O PS cometerá um enorme erro se decidir não apresentar, em 2020, um candidato próprio à próxima eleição presidencial, capaz de suscitar o apoio do eleitorado de esquerda.


O sonho de Marcelo PR é ser reeleito, em 2021, com o apoio activo ou passivo do PS, isolando desse modo os partidos mais à esquerda (BE e PCP) e reivindicando para si uma ampla vitória do “bloco central”, por ele personificado. E por isso direi que o PS cometerá um enorme erro político se decidir não apresentar, em 2020, um candidato próprio à próxima eleição presidencial, capaz de suscitar o apoio do eleitorado de esquerda ou na primeira ou, eventualmente, numa segunda volta. A exótica cumplicidade entre o actual chefe do Estado e comandante supremo das FFAA e o actual presidente do Parlamento não pode condicionar o PS.

Ora, é justamente essa tão exótica cumplicidade que Marcelo PR quer consolidar, cultivando o seu deveras “improvável” amigo e apoiante Eduardo Ferro Rodrigues, presidente da AR e ex-embaixador de Portugal junto da OCDE, em Paris, cada vez mais satisfeito com as mordomias inerentes à função que exerce e desejoso de ser reeleito para presidir ao Parlamento, após as eleições legislativas.

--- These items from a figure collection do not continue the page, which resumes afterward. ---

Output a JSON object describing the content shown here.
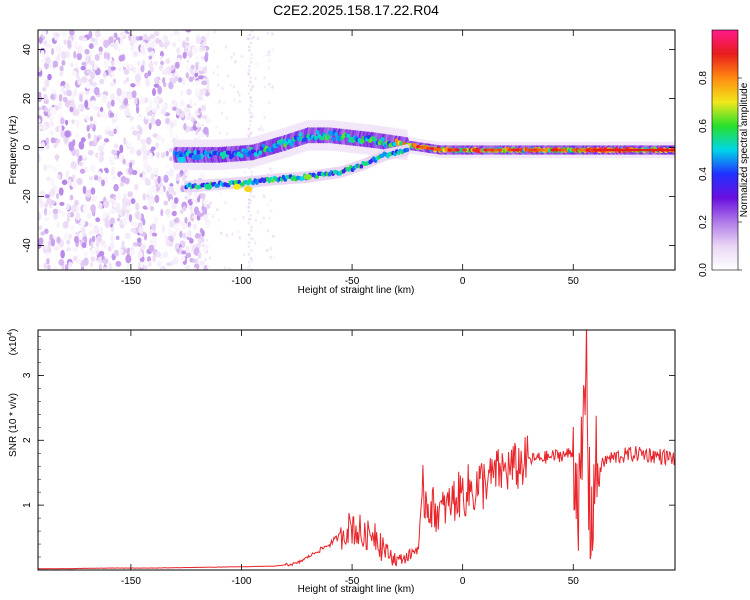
{
  "title": "C2E2.2025.158.17.22.R04",
  "colors": {
    "snr_line": "#e8252a",
    "colorbar_stops": [
      "#ffffff",
      "#e9d6f5",
      "#b07ae8",
      "#6a10e0",
      "#2030ff",
      "#00d6e8",
      "#27e02a",
      "#f2e81c",
      "#ff8a10",
      "#e81c1c",
      "#ff1a8a"
    ]
  },
  "chart_data": [
    {
      "type": "heatmap",
      "xlabel": "Height of straight line (km)",
      "ylabel": "Frequency (Hz)",
      "xlim": [
        -192,
        96
      ],
      "ylim": [
        -50,
        48
      ],
      "xticks": [
        -150,
        -100,
        -50,
        0,
        50
      ],
      "yticks": [
        -40,
        -20,
        0,
        20,
        40
      ],
      "colorbar": {
        "label": "Normalized spectral amplitude",
        "range": [
          0,
          1
        ],
        "ticks": [
          0.0,
          0.2,
          0.4,
          0.6,
          0.8
        ]
      },
      "features": {
        "noise_region_x": [
          -192,
          -125
        ],
        "upper_branch": [
          [
            -128,
            -3
          ],
          [
            -110,
            -3
          ],
          [
            -95,
            -2
          ],
          [
            -80,
            2
          ],
          [
            -70,
            5
          ],
          [
            -60,
            5
          ],
          [
            -50,
            4
          ],
          [
            -40,
            3
          ],
          [
            -25,
            1
          ],
          [
            -10,
            -1
          ],
          [
            0,
            -1
          ],
          [
            20,
            -1
          ],
          [
            40,
            -1
          ],
          [
            60,
            -1
          ],
          [
            80,
            -1
          ],
          [
            96,
            -1
          ]
        ],
        "lower_branch": [
          [
            -125,
            -16
          ],
          [
            -110,
            -15
          ],
          [
            -95,
            -14
          ],
          [
            -85,
            -13
          ],
          [
            -70,
            -12
          ],
          [
            -55,
            -10
          ],
          [
            -45,
            -7
          ],
          [
            -35,
            -3
          ],
          [
            -25,
            -1
          ]
        ]
      }
    },
    {
      "type": "line",
      "xlabel": "Height of straight line (km)",
      "ylabel": "SNR (10 * v/v)",
      "y_multiplier_label": "(x10",
      "y_multiplier_exp": "4",
      "xlim": [
        -192,
        96
      ],
      "ylim": [
        0,
        3.7
      ],
      "xticks": [
        -150,
        -100,
        -50,
        0,
        50
      ],
      "yticks": [
        1,
        2,
        3
      ],
      "series": [
        {
          "x": [
            -192,
            -180,
            -160,
            -140,
            -120,
            -100,
            -85,
            -75,
            -70,
            -65,
            -60,
            -55,
            -50,
            -45,
            -40,
            -35,
            -30,
            -25,
            -20,
            -18,
            -15,
            -12,
            -10,
            -5,
            0,
            5,
            10,
            15,
            20,
            25,
            30,
            40,
            50,
            53,
            55,
            56,
            57,
            58,
            60,
            65,
            70,
            80,
            90,
            96
          ],
          "y": [
            0.02,
            0.02,
            0.03,
            0.03,
            0.04,
            0.05,
            0.06,
            0.1,
            0.2,
            0.3,
            0.4,
            0.55,
            0.7,
            0.5,
            0.6,
            0.3,
            0.15,
            0.2,
            0.35,
            1.2,
            1.0,
            0.9,
            0.9,
            1.05,
            1.2,
            1.25,
            1.35,
            1.5,
            1.55,
            1.6,
            1.7,
            1.75,
            1.8,
            1.0,
            2.4,
            3.3,
            1.2,
            0.7,
            1.5,
            1.7,
            1.75,
            1.8,
            1.75,
            1.72
          ]
        }
      ]
    }
  ]
}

A bifalhada entre ambos à beira-Tejo, numa cervejaria, foi obviamente encenada por Marcelo e lavrada em acta, na Revista do Expresso, pela “tão certa secretária” que o semanário escolheu como sua correspondente no Palácio de Belém e cujo empenho na reeleição de Marcelo PR está na razão inversa da imparcialidade que o jornalismo profissional reclama, pelo menos em princípio. É ela, aliás, que revela candidamente o objectivo dessa bifalhada entre Marcelo PR e Ferro PAR quando escreve, às tantas, isto: “Nenhum dos dois assume o interesse político bilateral em ter alimentado uma relação que hoje se confirma ser vantajosa para os dois lados (Marcelo apoia a recandidatura de Ferro e Ferro apoia a recandidatura de Marcelo, com António Costa e o PS a ganharem com isso)”. Mas o PS ganha o quê?

Toda esta história, que não passa de um hino à hipocrisia, poderia ter como título “A escola do elogio mútuo”, inventada e glosada com manifesto sentido de humor, no bar da AAFDL (associação de estudantes da Faculdade de Direito de Lisboa), pelos meus amigos Nuno Brederode Santos e António Russo Dias, infelizmente já falecidos. A perversidade de Marcelo PR é ilimitada. Por um lado, invoca um irmão, estudante em Económicas, que lhe “falava de um grande líder da esquerda, que era aqui o nosso presidente” (Ferro, está-se mesmo a ver!). Por outro lado, sabe-se o que, em 2002, Marcelo comentador da TVI dizia de Ferro Rodrigues quando este sucedeu a António Guterres na liderança do PS: que Ferro era “um aselha” que “andava aos ziguezagues”, “sem habilidade ou estratégia política”… Ferro replica como pode às descortesias e às antigas e actuais cortesias de Marcelo, mas sem lograr alcançar quer as alturas quer a perversidade dum autêntico “Presidente tablóide”!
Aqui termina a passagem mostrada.